A. Nein, nicht lauter Besänftigungsbriefe an die Gläubiger, sondern auch Artigkeitsschreiben an gute Leute, die in Zuschriften meine Bücher loben und um Freiexemplare bitten; tiefsinnige Sprüche für Autographensammler, Gedichte für Anthologien und Wohltätigkeitsalbums. Ferner Antworten auf briefliche Anfragen wißbegieriger Leser, in welchem Bergwinkel der »Waldschulmeister« spielte, wann und wo sich die Geschichte des »Gottsucher« zugetragen habe, wo man die »Dorfsünden« zu kaufen und den »Heimgarten« zu schenken kriege? – So vergeht der Vormittag.
V. Und nachmittags?
A. Macht man sich über die historischen Dramen hoffnungsvoller Gymnasiasten, über die lyrischen Gedichte feinbesaiteter Ladenschwengel, über die Novellen und Romane höher gebildeter Töchter usw., die mit dem Ersuchen geschickt worden sind, darüber ein »wenn auch noch so strenges Urteil« zu fällen und sie einer Zeitungsredaktion oder einem Verleger zu rekommandieren.

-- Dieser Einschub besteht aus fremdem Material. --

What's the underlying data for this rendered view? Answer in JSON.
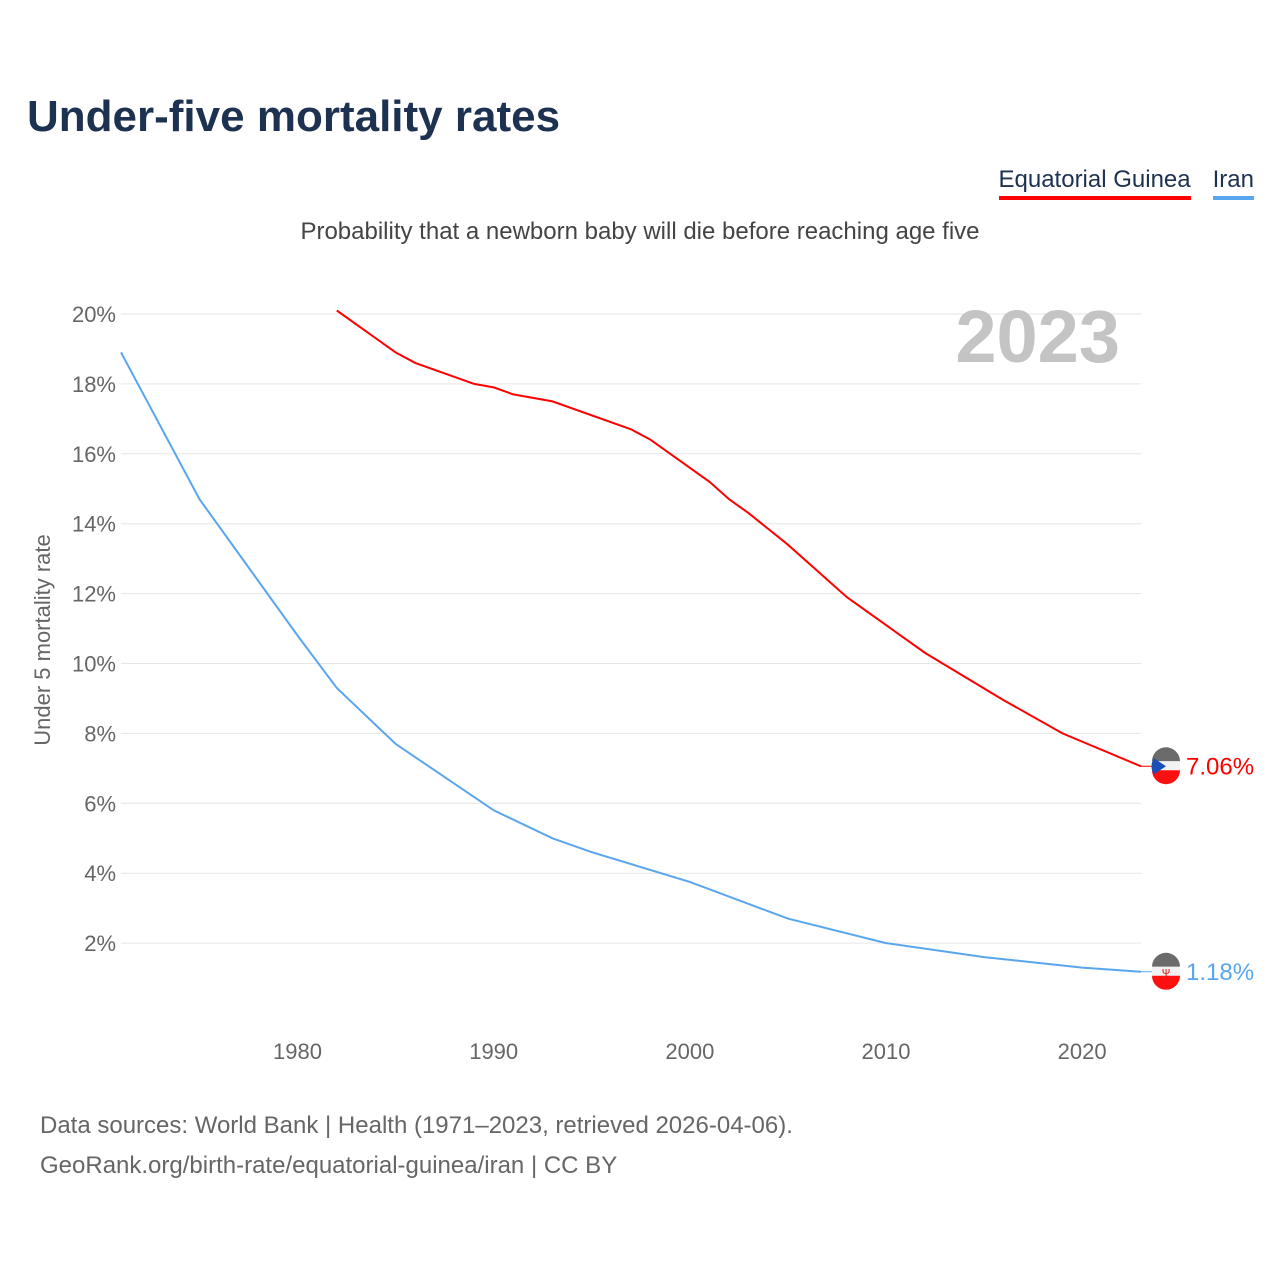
{
  "title": "Under-five mortality rates",
  "subtitle": "Probability that a newborn baby will die before reaching age five",
  "source_line1": "Data sources: World Bank | Health (1971–2023, retrieved 2026-04-06).",
  "source_line2": "GeoRank.org/birth-rate/equatorial-guinea/iran | CC BY",
  "chart_data": {
    "type": "line",
    "title": "Under-five mortality rates",
    "ylabel": "Under 5 mortality rate",
    "xlabel": "",
    "year_label": "2023",
    "xlim": [
      1971,
      2023
    ],
    "ylim": [
      0,
      20.5
    ],
    "x_ticks": [
      1980,
      1990,
      2000,
      2010,
      2020
    ],
    "y_ticks": [
      2,
      4,
      6,
      8,
      10,
      12,
      14,
      16,
      18,
      20
    ],
    "y_tick_labels": [
      "2%",
      "4%",
      "6%",
      "8%",
      "10%",
      "12%",
      "14%",
      "16%",
      "18%",
      "20%"
    ],
    "grid": true,
    "legend_position": "top-right",
    "series": [
      {
        "name": "Equatorial Guinea",
        "color": "#ff0000",
        "end_label": "7.06%",
        "x": [
          1982,
          1985,
          1986,
          1989,
          1990,
          1991,
          1993,
          1997,
          1998,
          2001,
          2002,
          2003,
          2005,
          2006,
          2008,
          2012,
          2016,
          2019,
          2023
        ],
        "y": [
          20.1,
          18.9,
          18.6,
          18.0,
          17.9,
          17.7,
          17.5,
          16.7,
          16.4,
          15.2,
          14.7,
          14.3,
          13.4,
          12.9,
          11.9,
          10.3,
          8.95,
          8.0,
          7.06
        ]
      },
      {
        "name": "Iran",
        "color": "#5aa6ee",
        "end_label": "1.18%",
        "x": [
          1971,
          1975,
          1980,
          1982,
          1985,
          1990,
          1993,
          1995,
          2000,
          2005,
          2010,
          2015,
          2020,
          2023
        ],
        "y": [
          18.9,
          14.7,
          10.8,
          9.3,
          7.7,
          5.8,
          5.0,
          4.6,
          3.75,
          2.7,
          2.0,
          1.6,
          1.3,
          1.18
        ]
      }
    ]
  }
}
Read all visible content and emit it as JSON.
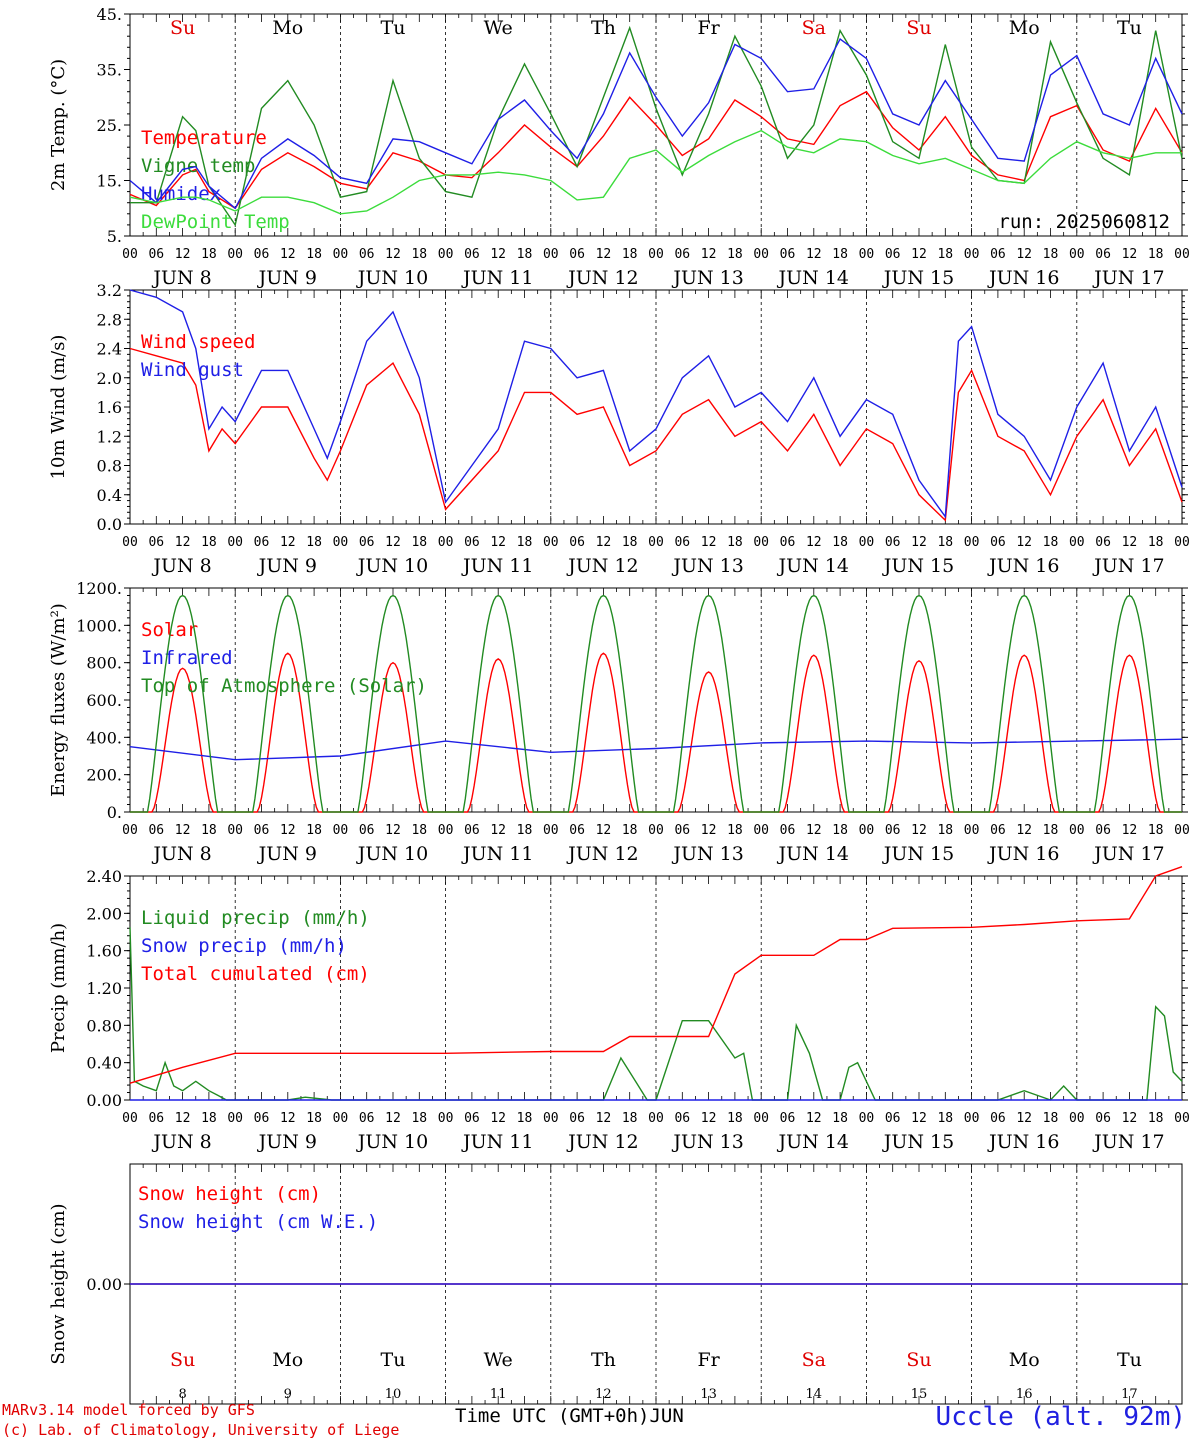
{
  "run_label": "run: 2025060812",
  "footer": {
    "model": "MARv3.14 model forced by GFS",
    "credit": "(c) Lab. of Climatology, University of Liege",
    "xaxis_title": "Time UTC (GMT+0h)",
    "month": "JUN",
    "station": "Uccle (alt. 92m)"
  },
  "days": [
    {
      "weekday": "Su",
      "date": "JUN  8",
      "num": "8",
      "color": "#e00000"
    },
    {
      "weekday": "Mo",
      "date": "JUN  9",
      "num": "9",
      "color": "#000000"
    },
    {
      "weekday": "Tu",
      "date": "JUN 10",
      "num": "10",
      "color": "#000000"
    },
    {
      "weekday": "We",
      "date": "JUN 11",
      "num": "11",
      "color": "#000000"
    },
    {
      "weekday": "Th",
      "date": "JUN 12",
      "num": "12",
      "color": "#000000"
    },
    {
      "weekday": "Fr",
      "date": "JUN 13",
      "num": "13",
      "color": "#000000"
    },
    {
      "weekday": "Sa",
      "date": "JUN 14",
      "num": "14",
      "color": "#e00000"
    },
    {
      "weekday": "Su",
      "date": "JUN 15",
      "num": "15",
      "color": "#e00000"
    },
    {
      "weekday": "Mo",
      "date": "JUN 16",
      "num": "16",
      "color": "#000000"
    },
    {
      "weekday": "Tu",
      "date": "JUN 17",
      "num": "17",
      "color": "#000000"
    }
  ],
  "hour_ticks": [
    "00",
    "06",
    "12",
    "18"
  ],
  "colors": {
    "red": "#ff0000",
    "green": "#228b22",
    "blue": "#1f1fe6",
    "lightgreen": "#3cdc3c"
  },
  "chart_data": [
    {
      "type": "line",
      "ylabel": "2m Temp. (°C)",
      "ylim": [
        5,
        45
      ],
      "yticks": [
        "5.",
        "15.",
        "25.",
        "35.",
        "45."
      ],
      "ytick_values": [
        5,
        15,
        25,
        35,
        45
      ],
      "series": [
        {
          "name": "Temperature",
          "color": "#ff0000",
          "x": [
            0,
            6,
            12,
            15,
            18,
            24,
            30,
            36,
            42,
            48,
            54,
            60,
            66,
            72,
            78,
            84,
            90,
            96,
            102,
            108,
            114,
            120,
            126,
            132,
            138,
            144,
            150,
            156,
            162,
            168,
            174,
            180,
            186,
            192,
            198,
            204,
            210,
            216,
            222,
            228,
            234,
            240
          ],
          "values": [
            12.5,
            10.5,
            16,
            17,
            13,
            10,
            17,
            20,
            17.5,
            14.5,
            13.5,
            20,
            18.5,
            16,
            15.5,
            20,
            25,
            21,
            17.5,
            23,
            30,
            25,
            19.5,
            22.5,
            29.5,
            26.5,
            22.5,
            21.5,
            28.5,
            31,
            24.5,
            20.5,
            26.5,
            19.5,
            16,
            15,
            26.5,
            28.5,
            20.5,
            18.5,
            28,
            20
          ]
        },
        {
          "name": "Vigne temp",
          "color": "#228b22",
          "x": [
            0,
            6,
            12,
            15,
            18,
            24,
            30,
            36,
            42,
            48,
            54,
            60,
            66,
            72,
            78,
            84,
            90,
            96,
            102,
            108,
            114,
            120,
            126,
            132,
            138,
            144,
            150,
            156,
            162,
            168,
            174,
            180,
            186,
            192,
            198,
            204,
            210,
            216,
            222,
            228,
            234,
            240
          ],
          "values": [
            11,
            11,
            26.5,
            24,
            14,
            7,
            28,
            33,
            25,
            12,
            13,
            33,
            19,
            13,
            12,
            26,
            36,
            27,
            17.5,
            30,
            42.5,
            28,
            16,
            27,
            41,
            32,
            19,
            25,
            42,
            34,
            22,
            19,
            39.5,
            21,
            15,
            14.5,
            40,
            29,
            19,
            16,
            42,
            19
          ]
        },
        {
          "name": "Humidex",
          "color": "#1f1fe6",
          "x": [
            0,
            6,
            12,
            15,
            18,
            24,
            30,
            36,
            42,
            48,
            54,
            60,
            66,
            72,
            78,
            84,
            90,
            96,
            102,
            108,
            114,
            120,
            126,
            132,
            138,
            144,
            150,
            156,
            162,
            168,
            174,
            180,
            186,
            192,
            198,
            204,
            210,
            216,
            222,
            228,
            234,
            240
          ],
          "values": [
            15,
            11,
            17,
            17.5,
            14,
            10,
            19,
            22.5,
            19.5,
            15.5,
            14.5,
            22.5,
            22,
            20,
            18,
            26,
            29.5,
            24,
            19,
            27,
            38,
            30,
            23,
            29,
            39.5,
            37,
            31,
            31.5,
            40.5,
            37,
            27,
            25,
            33,
            26,
            19,
            18.5,
            34,
            37.5,
            27,
            25,
            37,
            27
          ]
        },
        {
          "name": "DewPoint Temp",
          "color": "#3cdc3c",
          "x": [
            0,
            6,
            12,
            15,
            18,
            24,
            30,
            36,
            42,
            48,
            54,
            60,
            66,
            72,
            78,
            84,
            90,
            96,
            102,
            108,
            114,
            120,
            126,
            132,
            138,
            144,
            150,
            156,
            162,
            168,
            174,
            180,
            186,
            192,
            198,
            204,
            210,
            216,
            222,
            228,
            234,
            240
          ],
          "values": [
            12,
            11,
            12,
            12,
            11.5,
            9.5,
            12,
            12,
            11,
            9,
            9.5,
            12,
            15,
            16,
            16,
            16.5,
            16,
            15,
            11.5,
            12,
            19,
            20.5,
            16.5,
            19.5,
            22,
            24,
            21,
            20,
            22.5,
            22,
            19.5,
            18,
            19,
            17,
            15,
            14.5,
            19,
            22,
            20,
            19,
            20,
            20
          ]
        }
      ]
    },
    {
      "type": "line",
      "ylabel": "10m Wind (m/s)",
      "ylim": [
        0,
        3.2
      ],
      "yticks": [
        "0.0",
        "0.4",
        "0.8",
        "1.2",
        "1.6",
        "2.0",
        "2.4",
        "2.8",
        "3.2"
      ],
      "ytick_values": [
        0,
        0.4,
        0.8,
        1.2,
        1.6,
        2.0,
        2.4,
        2.8,
        3.2
      ],
      "series": [
        {
          "name": "Wind speed",
          "color": "#ff0000",
          "x": [
            0,
            6,
            12,
            15,
            18,
            21,
            24,
            30,
            36,
            42,
            45,
            48,
            54,
            60,
            66,
            72,
            78,
            84,
            90,
            96,
            102,
            108,
            114,
            120,
            126,
            132,
            138,
            144,
            150,
            156,
            162,
            168,
            174,
            180,
            186,
            189,
            192,
            198,
            204,
            210,
            216,
            222,
            228,
            234,
            240
          ],
          "values": [
            2.4,
            2.3,
            2.2,
            1.9,
            1.0,
            1.3,
            1.1,
            1.6,
            1.6,
            0.9,
            0.6,
            1.0,
            1.9,
            2.2,
            1.5,
            0.2,
            0.6,
            1.0,
            1.8,
            1.8,
            1.5,
            1.6,
            0.8,
            1.0,
            1.5,
            1.7,
            1.2,
            1.4,
            1.0,
            1.5,
            0.8,
            1.3,
            1.1,
            0.4,
            0.05,
            1.8,
            2.1,
            1.2,
            1.0,
            0.4,
            1.2,
            1.7,
            0.8,
            1.3,
            0.3
          ]
        },
        {
          "name": "Wind gust",
          "color": "#1f1fe6",
          "x": [
            0,
            6,
            12,
            15,
            18,
            21,
            24,
            30,
            36,
            42,
            45,
            48,
            54,
            60,
            66,
            72,
            78,
            84,
            90,
            96,
            102,
            108,
            114,
            120,
            126,
            132,
            138,
            144,
            150,
            156,
            162,
            168,
            174,
            180,
            186,
            189,
            192,
            198,
            204,
            210,
            216,
            222,
            228,
            234,
            240
          ],
          "values": [
            3.2,
            3.1,
            2.9,
            2.4,
            1.3,
            1.6,
            1.4,
            2.1,
            2.1,
            1.3,
            0.9,
            1.4,
            2.5,
            2.9,
            2.0,
            0.3,
            0.8,
            1.3,
            2.5,
            2.4,
            2.0,
            2.1,
            1.0,
            1.3,
            2.0,
            2.3,
            1.6,
            1.8,
            1.4,
            2.0,
            1.2,
            1.7,
            1.5,
            0.6,
            0.1,
            2.5,
            2.7,
            1.5,
            1.2,
            0.6,
            1.6,
            2.2,
            1.0,
            1.6,
            0.5
          ]
        }
      ]
    },
    {
      "type": "line",
      "ylabel": "Energy fluxes (W/m²)",
      "ylim": [
        0,
        1200
      ],
      "yticks": [
        "0.",
        "200.",
        "400.",
        "600.",
        "800.",
        "1000.",
        "1200."
      ],
      "ytick_values": [
        0,
        200,
        400,
        600,
        800,
        1000,
        1200
      ],
      "series": [
        {
          "name": "Solar",
          "color": "#ff0000",
          "daily_peak": [
            770,
            850,
            800,
            820,
            850,
            750,
            840,
            810,
            840,
            840
          ]
        },
        {
          "name": "Infrared",
          "color": "#1f1fe6",
          "x": [
            0,
            24,
            48,
            72,
            96,
            120,
            144,
            168,
            192,
            216,
            240
          ],
          "values": [
            350,
            280,
            300,
            380,
            320,
            340,
            370,
            380,
            370,
            380,
            390
          ]
        },
        {
          "name": "Top of Atmosphere (Solar)",
          "color": "#228b22",
          "daily_peak": [
            1160,
            1160,
            1160,
            1160,
            1160,
            1160,
            1160,
            1160,
            1160,
            1160
          ]
        }
      ]
    },
    {
      "type": "line",
      "ylabel": "Precip (mm/h)",
      "ylim": [
        0,
        2.4
      ],
      "yticks": [
        "0.00",
        "0.40",
        "0.80",
        "1.20",
        "1.60",
        "2.00",
        "2.40"
      ],
      "ytick_values": [
        0,
        0.4,
        0.8,
        1.2,
        1.6,
        2.0,
        2.4
      ],
      "series": [
        {
          "name": "Liquid precip (mm/h)",
          "color": "#228b22",
          "x": [
            0,
            1,
            3,
            6,
            8,
            10,
            12,
            15,
            18,
            20,
            22,
            24,
            30,
            36,
            40,
            46,
            60,
            72,
            84,
            96,
            108,
            112,
            114,
            118,
            120,
            126,
            132,
            138,
            140,
            142,
            144,
            148,
            150,
            152,
            155,
            158,
            162,
            164,
            166,
            170,
            174,
            180,
            186,
            192,
            198,
            204,
            210,
            213,
            216,
            222,
            228,
            232,
            234,
            236,
            238,
            240
          ],
          "values": [
            1.85,
            0.2,
            0.15,
            0.1,
            0.4,
            0.15,
            0.1,
            0.2,
            0.1,
            0.05,
            0,
            0,
            0,
            0,
            0.03,
            0,
            0,
            0,
            0,
            0,
            0,
            0.45,
            0.3,
            0,
            0,
            0.85,
            0.85,
            0.45,
            0.5,
            0,
            0,
            0,
            0,
            0.8,
            0.5,
            0,
            0,
            0.35,
            0.4,
            0,
            0,
            0,
            0,
            0,
            0,
            0.1,
            0,
            0.15,
            0,
            0,
            0,
            0,
            1.0,
            0.9,
            0.3,
            0.2
          ]
        },
        {
          "name": "Snow precip (mm/h)",
          "color": "#1f1fe6",
          "x": [
            0,
            240
          ],
          "values": [
            0,
            0
          ]
        },
        {
          "name": "Total cumulated (cm)",
          "color": "#ff0000",
          "x": [
            0,
            12,
            24,
            48,
            72,
            96,
            108,
            114,
            120,
            132,
            138,
            144,
            150,
            156,
            162,
            168,
            174,
            192,
            204,
            216,
            228,
            234,
            240
          ],
          "values": [
            0.18,
            0.35,
            0.5,
            0.5,
            0.5,
            0.52,
            0.52,
            0.68,
            0.68,
            0.68,
            1.35,
            1.55,
            1.55,
            1.55,
            1.72,
            1.72,
            1.84,
            1.85,
            1.88,
            1.92,
            1.94,
            2.4,
            2.5
          ]
        }
      ]
    },
    {
      "type": "line",
      "ylabel": "Snow height (cm)",
      "ylim": [
        -1,
        1
      ],
      "yticks": [
        "0.00"
      ],
      "ytick_values": [
        0
      ],
      "series": [
        {
          "name": "Snow height (cm)",
          "color": "#ff0000",
          "x": [
            0,
            240
          ],
          "values": [
            0,
            0
          ]
        },
        {
          "name": "Snow height (cm W.E.)",
          "color": "#1f1fe6",
          "x": [
            0,
            240
          ],
          "values": [
            0,
            0
          ]
        }
      ]
    }
  ]
}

So vergeht der Tag.
V. Um Gotteswillen, wann dichten Sie denn Ihre Novellen und Skizzen, denen man in den Blättern begegnet?
A. Beim An- und Auskleiden, auf der Eisenbahn, wenn ich Besuch habe oder öffentlichen Vorlesungen über Kunst und Literatur beiwohne, bei welchen man ungestört seinen eigenen Gedanken nachhängen kann.
V. Gut. Und von diesen Dorfgeschichten, Waldnovellen, Volksschilderungen und dergleichen wollen wir wieder eine neue Sammlung flott machen.
A. Denken Sie an die Kritiker! Immer wieder Bauern und nichts als Bauern! Geben Sie acht, den Herren reißt endlich die Geduld!
V. So schreiben Sie einmal aus der Gesellschaft, aus der großen Welt.
A. Wollen Sie mich zugrunde richten? Wissen Sie nicht, daß man mir meine Dorfgeschichten nur verzeiht, weil es keine Stadtgeschichten sind? Wissen Sie nicht, daß die Rezensenten unruhig werden, so oft man einen Bauernburschen zu den Soldaten nimmt, oder ein hoffärtiges Dienstmädel aus einer Dorfgeschichte weg in die Stadt läuft – weil sie fürchten, daß der Autor diesen Leutchen nun geistig nicht mehr zu folgen vermöge!